TVars is unconstrained --- users can put class instances, functions, Map/Set, WeakRef, etc. in vars. structuredClone throws a DataCloneError on any non-serializable value. If a user's actor has non-serializable vars, every workflow step will throw before the user's run function is even called. Actor state is safe here because the setter calls assertJsonCompatValue, but vars has no equivalent constraint. This needs either a guard with a clear user-facing error, or explicit documentation that workflow steps require structuredClone-compatible vars.

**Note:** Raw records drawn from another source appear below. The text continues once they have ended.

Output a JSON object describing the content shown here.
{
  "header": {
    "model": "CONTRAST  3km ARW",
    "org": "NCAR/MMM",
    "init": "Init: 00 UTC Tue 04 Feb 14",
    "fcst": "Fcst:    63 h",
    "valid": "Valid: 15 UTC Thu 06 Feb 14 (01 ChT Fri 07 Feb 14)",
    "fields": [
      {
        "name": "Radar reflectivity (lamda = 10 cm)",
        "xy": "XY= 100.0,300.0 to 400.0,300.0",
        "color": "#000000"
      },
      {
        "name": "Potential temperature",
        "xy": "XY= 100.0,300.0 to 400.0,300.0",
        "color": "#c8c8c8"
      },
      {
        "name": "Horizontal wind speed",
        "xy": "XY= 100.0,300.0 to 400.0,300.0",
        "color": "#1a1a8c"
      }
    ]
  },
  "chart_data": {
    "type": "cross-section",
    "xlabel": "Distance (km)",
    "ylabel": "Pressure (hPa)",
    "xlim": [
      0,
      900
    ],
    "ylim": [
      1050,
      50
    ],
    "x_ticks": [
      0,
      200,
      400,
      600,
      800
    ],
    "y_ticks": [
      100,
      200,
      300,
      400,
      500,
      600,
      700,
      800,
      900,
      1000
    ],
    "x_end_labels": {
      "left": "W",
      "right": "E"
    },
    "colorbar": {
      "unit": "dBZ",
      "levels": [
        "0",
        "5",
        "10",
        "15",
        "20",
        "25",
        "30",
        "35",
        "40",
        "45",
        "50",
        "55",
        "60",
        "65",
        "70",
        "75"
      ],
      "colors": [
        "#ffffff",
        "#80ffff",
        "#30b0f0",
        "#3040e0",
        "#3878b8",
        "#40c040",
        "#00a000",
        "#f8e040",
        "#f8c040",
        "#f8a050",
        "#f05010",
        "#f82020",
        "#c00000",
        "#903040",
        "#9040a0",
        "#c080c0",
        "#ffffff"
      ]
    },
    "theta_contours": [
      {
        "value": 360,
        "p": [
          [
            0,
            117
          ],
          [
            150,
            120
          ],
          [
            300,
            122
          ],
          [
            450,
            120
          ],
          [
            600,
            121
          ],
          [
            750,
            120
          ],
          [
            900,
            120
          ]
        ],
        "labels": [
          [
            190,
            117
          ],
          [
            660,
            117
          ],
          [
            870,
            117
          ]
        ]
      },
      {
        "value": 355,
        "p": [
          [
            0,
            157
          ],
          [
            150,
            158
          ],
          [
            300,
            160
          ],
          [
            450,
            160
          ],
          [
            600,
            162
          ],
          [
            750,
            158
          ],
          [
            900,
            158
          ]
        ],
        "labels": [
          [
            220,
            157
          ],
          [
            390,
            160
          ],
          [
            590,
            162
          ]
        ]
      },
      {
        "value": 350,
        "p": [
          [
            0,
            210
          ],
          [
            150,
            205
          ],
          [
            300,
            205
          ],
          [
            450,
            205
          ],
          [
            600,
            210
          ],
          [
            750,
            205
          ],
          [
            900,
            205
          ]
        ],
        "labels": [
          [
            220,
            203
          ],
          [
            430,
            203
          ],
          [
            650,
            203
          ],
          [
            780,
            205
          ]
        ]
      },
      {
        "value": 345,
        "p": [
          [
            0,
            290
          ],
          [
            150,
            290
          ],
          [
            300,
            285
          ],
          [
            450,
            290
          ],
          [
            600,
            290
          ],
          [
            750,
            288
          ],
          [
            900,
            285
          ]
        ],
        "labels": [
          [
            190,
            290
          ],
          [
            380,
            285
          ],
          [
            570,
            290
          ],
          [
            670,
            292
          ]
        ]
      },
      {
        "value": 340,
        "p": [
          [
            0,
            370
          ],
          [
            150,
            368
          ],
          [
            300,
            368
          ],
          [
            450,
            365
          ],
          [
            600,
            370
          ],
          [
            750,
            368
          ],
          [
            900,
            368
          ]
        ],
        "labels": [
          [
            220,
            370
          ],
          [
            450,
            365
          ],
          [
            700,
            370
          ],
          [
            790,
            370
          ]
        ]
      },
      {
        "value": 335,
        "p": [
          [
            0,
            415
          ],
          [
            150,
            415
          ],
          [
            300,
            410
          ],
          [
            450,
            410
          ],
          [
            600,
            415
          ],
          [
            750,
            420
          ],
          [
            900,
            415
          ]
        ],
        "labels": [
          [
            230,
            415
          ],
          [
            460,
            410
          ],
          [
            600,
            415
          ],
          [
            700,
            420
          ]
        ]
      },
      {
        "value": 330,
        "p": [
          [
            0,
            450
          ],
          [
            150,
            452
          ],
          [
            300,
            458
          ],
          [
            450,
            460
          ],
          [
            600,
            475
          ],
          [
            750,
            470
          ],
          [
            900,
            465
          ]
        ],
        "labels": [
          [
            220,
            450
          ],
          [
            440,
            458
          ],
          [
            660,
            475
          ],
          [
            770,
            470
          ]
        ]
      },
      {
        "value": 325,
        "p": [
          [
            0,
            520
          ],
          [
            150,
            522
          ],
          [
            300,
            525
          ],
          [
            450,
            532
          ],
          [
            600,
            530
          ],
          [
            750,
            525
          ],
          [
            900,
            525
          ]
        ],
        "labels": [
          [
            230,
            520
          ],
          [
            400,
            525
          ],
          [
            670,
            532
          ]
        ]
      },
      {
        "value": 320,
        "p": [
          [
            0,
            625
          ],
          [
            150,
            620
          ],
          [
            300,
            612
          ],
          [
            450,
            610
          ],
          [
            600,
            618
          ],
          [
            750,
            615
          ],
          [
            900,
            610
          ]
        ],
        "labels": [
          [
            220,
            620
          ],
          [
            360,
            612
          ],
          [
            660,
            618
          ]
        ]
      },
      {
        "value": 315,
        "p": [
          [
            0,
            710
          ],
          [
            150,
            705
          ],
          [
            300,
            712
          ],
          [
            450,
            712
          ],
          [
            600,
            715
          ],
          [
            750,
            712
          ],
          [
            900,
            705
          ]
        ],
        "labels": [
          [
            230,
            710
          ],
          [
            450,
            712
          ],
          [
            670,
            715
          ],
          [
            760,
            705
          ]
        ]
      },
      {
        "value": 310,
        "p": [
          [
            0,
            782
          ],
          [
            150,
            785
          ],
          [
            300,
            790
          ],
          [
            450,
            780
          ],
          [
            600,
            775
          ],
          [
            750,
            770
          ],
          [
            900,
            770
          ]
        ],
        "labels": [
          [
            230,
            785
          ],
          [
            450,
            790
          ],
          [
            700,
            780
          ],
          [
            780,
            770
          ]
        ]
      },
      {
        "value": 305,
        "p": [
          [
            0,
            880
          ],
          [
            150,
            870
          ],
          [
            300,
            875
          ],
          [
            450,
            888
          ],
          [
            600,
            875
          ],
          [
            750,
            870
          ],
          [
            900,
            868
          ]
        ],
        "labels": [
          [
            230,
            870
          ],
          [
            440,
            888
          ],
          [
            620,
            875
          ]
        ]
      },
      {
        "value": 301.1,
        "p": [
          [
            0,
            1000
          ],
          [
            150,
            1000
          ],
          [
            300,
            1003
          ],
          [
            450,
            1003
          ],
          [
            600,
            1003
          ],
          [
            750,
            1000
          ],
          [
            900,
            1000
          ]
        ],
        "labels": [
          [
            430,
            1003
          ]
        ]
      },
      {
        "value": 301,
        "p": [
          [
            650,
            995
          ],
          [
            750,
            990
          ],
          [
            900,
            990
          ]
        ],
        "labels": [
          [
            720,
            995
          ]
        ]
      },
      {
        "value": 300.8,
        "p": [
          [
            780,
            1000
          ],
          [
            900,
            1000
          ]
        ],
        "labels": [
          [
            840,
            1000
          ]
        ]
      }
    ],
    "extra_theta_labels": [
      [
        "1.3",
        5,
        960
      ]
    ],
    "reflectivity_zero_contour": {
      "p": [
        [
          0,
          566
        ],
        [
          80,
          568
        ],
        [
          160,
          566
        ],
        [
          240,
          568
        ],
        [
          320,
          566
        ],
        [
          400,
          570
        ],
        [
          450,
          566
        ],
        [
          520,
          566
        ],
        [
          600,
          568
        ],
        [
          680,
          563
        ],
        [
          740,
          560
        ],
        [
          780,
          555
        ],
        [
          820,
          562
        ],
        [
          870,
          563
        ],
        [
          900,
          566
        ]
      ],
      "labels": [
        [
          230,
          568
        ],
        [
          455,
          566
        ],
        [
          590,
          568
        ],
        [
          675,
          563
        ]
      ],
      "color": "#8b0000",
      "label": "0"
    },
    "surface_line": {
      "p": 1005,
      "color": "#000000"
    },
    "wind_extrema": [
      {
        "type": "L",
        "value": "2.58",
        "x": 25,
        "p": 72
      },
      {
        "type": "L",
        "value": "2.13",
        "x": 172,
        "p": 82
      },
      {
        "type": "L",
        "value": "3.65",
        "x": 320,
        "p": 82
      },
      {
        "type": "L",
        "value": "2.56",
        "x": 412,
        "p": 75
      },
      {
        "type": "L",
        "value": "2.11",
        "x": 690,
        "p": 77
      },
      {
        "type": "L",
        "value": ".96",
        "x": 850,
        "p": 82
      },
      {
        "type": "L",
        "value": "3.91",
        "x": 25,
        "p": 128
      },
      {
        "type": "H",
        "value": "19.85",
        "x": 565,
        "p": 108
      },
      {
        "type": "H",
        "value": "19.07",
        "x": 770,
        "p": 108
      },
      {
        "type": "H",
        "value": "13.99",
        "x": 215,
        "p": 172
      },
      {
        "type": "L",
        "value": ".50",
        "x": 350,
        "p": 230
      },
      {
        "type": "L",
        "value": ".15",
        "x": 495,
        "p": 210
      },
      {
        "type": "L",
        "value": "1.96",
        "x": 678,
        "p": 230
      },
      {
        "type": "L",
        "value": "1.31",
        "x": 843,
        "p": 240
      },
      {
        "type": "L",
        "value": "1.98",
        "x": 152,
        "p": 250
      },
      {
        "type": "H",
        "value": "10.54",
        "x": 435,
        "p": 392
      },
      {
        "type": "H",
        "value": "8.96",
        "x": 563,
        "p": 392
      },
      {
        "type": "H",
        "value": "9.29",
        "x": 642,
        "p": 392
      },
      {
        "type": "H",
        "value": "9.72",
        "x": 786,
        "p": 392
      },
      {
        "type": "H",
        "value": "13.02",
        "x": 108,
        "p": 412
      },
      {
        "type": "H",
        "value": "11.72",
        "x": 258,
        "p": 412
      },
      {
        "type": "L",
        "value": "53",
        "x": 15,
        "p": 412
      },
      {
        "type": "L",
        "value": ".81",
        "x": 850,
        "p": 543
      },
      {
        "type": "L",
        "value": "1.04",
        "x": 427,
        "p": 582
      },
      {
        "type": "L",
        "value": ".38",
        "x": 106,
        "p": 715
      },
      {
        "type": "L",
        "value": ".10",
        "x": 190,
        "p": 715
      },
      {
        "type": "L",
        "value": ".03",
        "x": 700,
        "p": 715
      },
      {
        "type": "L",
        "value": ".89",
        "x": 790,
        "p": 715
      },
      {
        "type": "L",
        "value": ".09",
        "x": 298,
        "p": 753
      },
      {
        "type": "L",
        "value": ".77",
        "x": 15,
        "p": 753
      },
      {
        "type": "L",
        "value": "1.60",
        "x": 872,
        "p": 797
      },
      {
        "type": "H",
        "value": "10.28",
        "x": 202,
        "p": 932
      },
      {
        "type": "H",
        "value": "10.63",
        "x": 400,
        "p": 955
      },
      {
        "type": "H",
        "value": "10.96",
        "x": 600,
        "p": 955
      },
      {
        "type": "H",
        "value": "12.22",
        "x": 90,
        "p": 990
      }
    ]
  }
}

set state = stateSnapshot schedules an unneeded save

this.#runCtx.state = stateSnapshot;

This calls through to #writeState(value, { scheduleSave: true }), queuing a KV persistence save even though the snapshot is identical to the pre-step state. Consider adding a scheduleSave: false path or louting through an internal write helper for the rollback case.

---

Style / conventions

• @ts-nocheck at the top of workflow/context.ts masks the fact that NativeConnAdapter and ActorContextHandleAdapter implement [RAW_STATE_SYMBOL`` returning unknownwhile theActorContextinterface declares it as returningTState`. Not new to this PR but worth tracking.
• Stray blank line left after the removed StripStepHistoryErrorDriver class in steps.test.ts.
• Empty PR description --- all checklist boxes unchecked and no summary of the motivating bug. Makes the durability trade-off especially hard to evaluate without reading the whole diff.

---

Positive changes

• Consolidating the three separate copies of entry.kind.data.error = String(error) / entry.dirty = true into a single block at the top of the catch clause is a clean deduplication.
• RAW_STATE_SYMBOL is the right approach for bypassing the write-through proxy without widening the public API.
• The loops.test.ts update correctly reflects the new flush timing: state is committed after a successful Loop.continue, so a crash at iteration 3 now resumes from 3 rather than 2.
• The new steps.test.ts test directly verifies that output is absent and error is present in the KV entry after a step failure.

---

Suggestions

1. Guard or test structuredClone(vars) at step entry time with a clear error if vars contain non-serializable values.
2. Reconsider removing flushStorage() from the exhaustion paths (StepTimeoutError, CriticalError, RollbackError). Those paths are non-retriable and the old flush guaranteed crash-safety for exhausted steps. Either keep the flush for those paths or explicitly document the weaker durability as an accepted trade-off.
3. Fill in the PR description with the motivating bug and the semantics of the new behavior.